Surat kabar The New York Times, 11 Juli 1948, melaporkan, Joey tiba di Amerika pada 10 Juli 1948 dan menerima penghormatan dari ratusan orang yang menyambutnya. Setelah band memainkan lagu kebangsaan negaranya dan para perwira militer serta pejabat sipil berdiri dengan penuh perhatian, penerima Medal of Freedom berusia 30 tahun tersebut berjalan menuruni geladak untuk dikirim dengan pesawat khusus ke rumah sakit di Louisiana, tempat ia akan menjalani perawatan dan pengobatan penyakit kusta.

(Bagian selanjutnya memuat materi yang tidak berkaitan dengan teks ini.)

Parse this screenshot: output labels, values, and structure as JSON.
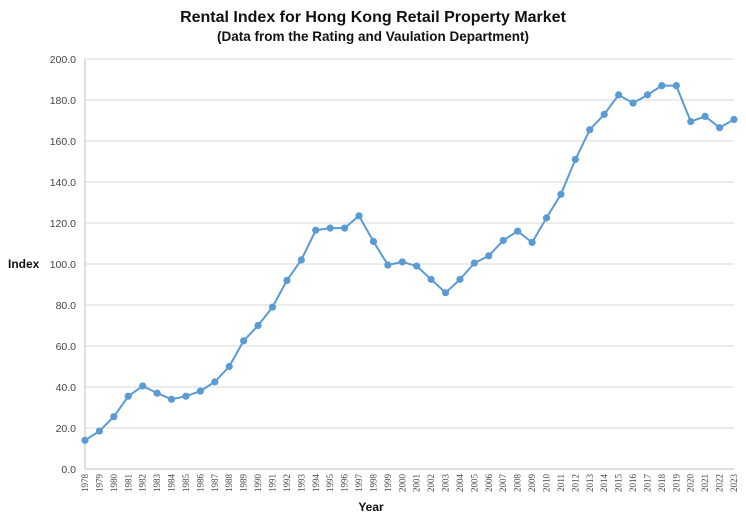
{
  "chart_data": {
    "type": "line",
    "title": "Rental Index for Hong Kong Retail Property Market",
    "subtitle": "(Data from the Rating and Vaulation Department)",
    "xlabel": "Year",
    "ylabel": "Index",
    "ylim": [
      0,
      200
    ],
    "ytick_labels": [
      "0.0",
      "20.0",
      "40.0",
      "60.0",
      "80.0",
      "100.0",
      "120.0",
      "140.0",
      "160.0",
      "180.0",
      "200.0"
    ],
    "grid": true,
    "line_color": "#5b9bd5",
    "x": [
      "1978",
      "1979",
      "1980",
      "1981",
      "1982",
      "1983",
      "1984",
      "1985",
      "1986",
      "1987",
      "1988",
      "1989",
      "1990",
      "1991",
      "1992",
      "1993",
      "1994",
      "1995",
      "1996",
      "1997",
      "1998",
      "1999",
      "2000",
      "2001",
      "2002",
      "2003",
      "2004",
      "2005",
      "2006",
      "2007",
      "2008",
      "2009",
      "2010",
      "2011",
      "2012",
      "2013",
      "2014",
      "2015",
      "2016",
      "2017",
      "2018",
      "2019",
      "2020",
      "2021",
      "2022",
      "2023"
    ],
    "series": [
      {
        "values": [
          14.0,
          18.5,
          25.5,
          35.5,
          40.5,
          37.0,
          34.0,
          35.5,
          38.0,
          42.5,
          50.0,
          62.5,
          70.0,
          79.0,
          92.0,
          102.0,
          116.5,
          117.5,
          117.5,
          123.5,
          111.0,
          99.5,
          101.0,
          99.0,
          92.5,
          86.0,
          92.5,
          100.5,
          104.0,
          111.5,
          116.0,
          110.5,
          122.5,
          134.0,
          151.0,
          165.5,
          173.0,
          182.5,
          178.5,
          182.5,
          187.0,
          187.0,
          169.5,
          172.0,
          166.5,
          170.5
        ]
      }
    ]
  }
}
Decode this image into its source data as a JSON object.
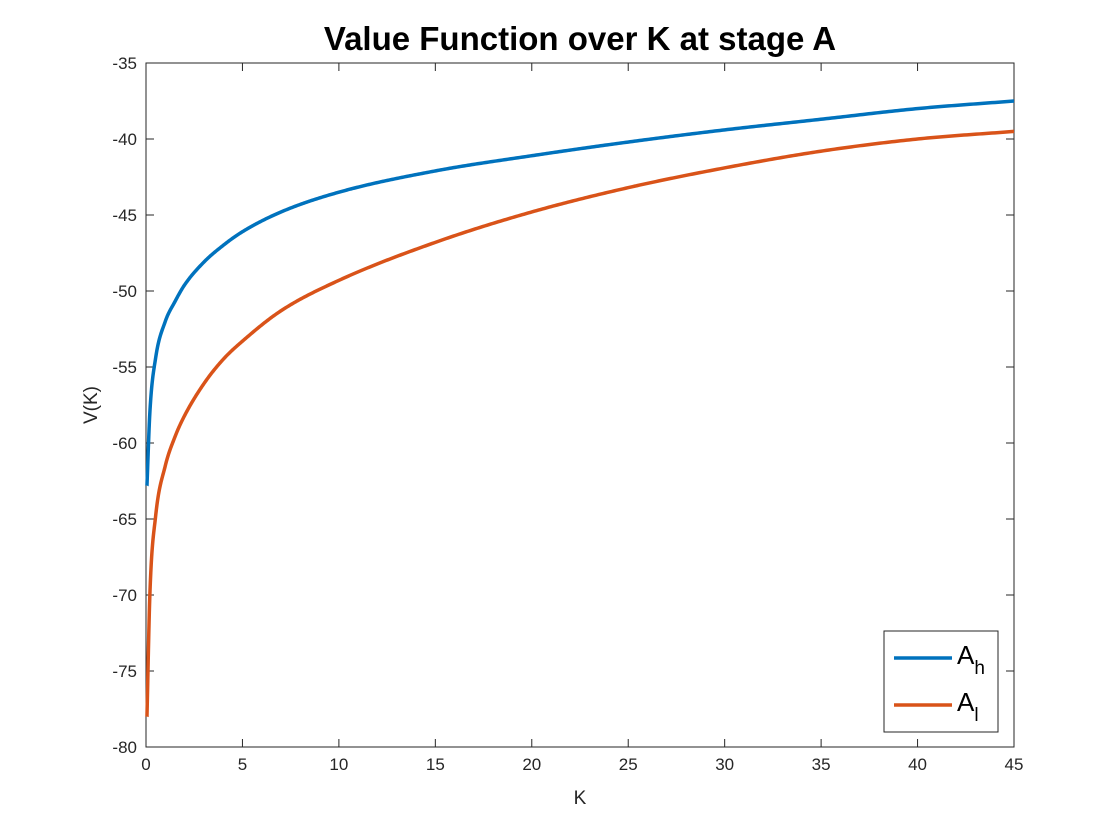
{
  "chart_data": {
    "type": "line",
    "title": "Value Function over K at stage A",
    "xlabel": "K",
    "ylabel": "V(K)",
    "xlim": [
      0,
      45
    ],
    "ylim": [
      -80,
      -35
    ],
    "xticks": [
      0,
      5,
      10,
      15,
      20,
      25,
      30,
      35,
      40,
      45
    ],
    "yticks": [
      -80,
      -75,
      -70,
      -65,
      -60,
      -55,
      -50,
      -45,
      -40,
      -35
    ],
    "grid": false,
    "legend_position": "bottom-right",
    "series": [
      {
        "name": "A_h",
        "label_base": "A",
        "label_sub": "h",
        "color": "#0072BD",
        "x": [
          0.05,
          0.2,
          0.5,
          1,
          1.5,
          2,
          3,
          4,
          5,
          7,
          10,
          15,
          20,
          25,
          30,
          35,
          40,
          45
        ],
        "y": [
          -62.8,
          -58.0,
          -54.4,
          -52.0,
          -50.7,
          -49.6,
          -48.1,
          -47.0,
          -46.1,
          -44.8,
          -43.5,
          -42.1,
          -41.1,
          -40.2,
          -39.4,
          -38.7,
          -38.0,
          -37.5
        ]
      },
      {
        "name": "A_l",
        "label_base": "A",
        "label_sub": "l",
        "color": "#D95319",
        "x": [
          0.05,
          0.2,
          0.5,
          1,
          1.5,
          2,
          3,
          4,
          5,
          7,
          10,
          15,
          20,
          25,
          30,
          35,
          40,
          45
        ],
        "y": [
          -78.0,
          -70.0,
          -64.8,
          -61.5,
          -59.6,
          -58.2,
          -56.1,
          -54.5,
          -53.3,
          -51.3,
          -49.3,
          -46.8,
          -44.8,
          -43.2,
          -41.9,
          -40.8,
          -40.0,
          -39.5
        ]
      }
    ]
  }
}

“Beberapa dari mereka yang menemuinya adalah tentara yang pernah ditolongnya ketika mereka ditawan Jepang di Filipina. Yang lainnya adalah anggota kelompok-kelompok masyarakat dan keagamaan yang membantunya mendapatkan status istimewa yang tidak biasa ini. Sebagai seorang penderita kusta dari negara di luar Amerika, Joey menjadi orang pertama yang diizinkan memasuki negara ini untuk berobat. […] Kendati J.C. Geiger, direktur kesehatan San Fransisco, yang memeriksanya sesaat setelah tiba di Amerika mengatakan bahwa Joey menderita penyakit kusta ‘tingkat lanjut’ namun pengobatan modern yang akan diterimanya di rumah sakit akan membantu wanita itu untuk mengatasi penyakitnya,” tulis The New York Times.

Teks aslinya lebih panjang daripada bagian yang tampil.